Enhancing pediatric oncology clinical trials through patient reported outcomes (PROs)

Abstract

Survival rates of children with cancer have significantly increased over the last decades in high income countries. However, cancer survivors often face significant long-term adverse effects on physical, psychosocial, and neurocognitive health. The use of Patient-Reported Outcomes (PROs) in clinical trials may help to further optimize treatment regimens to minimize acute and late adverse events. Despite clear recommendations of regulatory agencies, the use of PROs in pediatric clinical trials remains limited. In this article, we discuss the rationale to assess PROs in pediatric clinical trials with a specific highlight on electronic PRO (ePRO) assessment.
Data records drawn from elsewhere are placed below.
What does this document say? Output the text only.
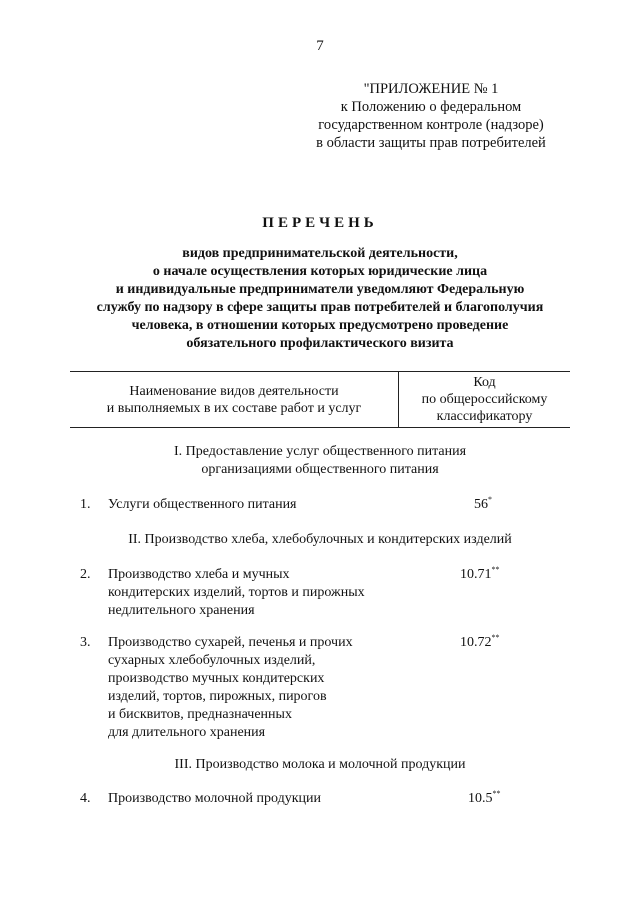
7
"ПРИЛОЖЕНИЕ № 1
к Положению о федеральном
государственном контроле (надзоре)
в области защиты прав потребителей
ПЕРЕЧЕНЬ
видов предпринимательской деятельности,
о начале осуществления которых юридические лица
и индивидуальные предприниматели уведомляют Федеральную
службу по надзору в сфере защиты прав потребителей и благополучия
человека, в отношении которых предусмотрено проведение
обязательного профилактического визита
Наименование видов деятельности
и выполняемых в их составе работ и услуг
Код
по общероссийскому
классификатору
I. Предоставление услуг общественного питания
организациями общественного питания
1. Услуги общественного питания	56*
II. Производство хлеба, хлебобулочных и кондитерских изделий
2. Производство хлеба и мучных
кондитерских изделий, тортов и пирожных
недлительного хранения
10.71**
3. Производство сухарей, печенья и прочих
сухарных хлебобулочных изделий,
производство мучных кондитерских
изделий, тортов, пирожных, пирогов
и бисквитов, предназначенных
для длительного хранения
10.72**
III. Производство молока и молочной продукции
4. Производство молочной продукции	10.5**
In addition, we underscore the importance of recent international guideline developments such as the Setting International Standards in Analyzing Patient-Reported Outcomes and Quality of Life Endpoints Data (SISAQOL-IMI) and the CONsolidated Standards of Reporting Trials – Patient-Reported Outcomes (CONSORT-PRO) to improve the robustness of PRO data assessment in pediatric oncology, thus facilitating better patient care and more accurate assessments of treatment effects. Best practice examples for the use of modern technologies in ePRO assessments are presented and potential barriers and challenges are discussed. We conclude that – despite some challenges and barriers – the routine assessment of (e)PROs in pediatric clinical trials has the potential to substantially improve the quality of the trials and facilitate the usability of outcome data. We call for a joint effort to take proactive steps to incorporate PROs into clinical trials in pediatric oncology, thus giving children a voice.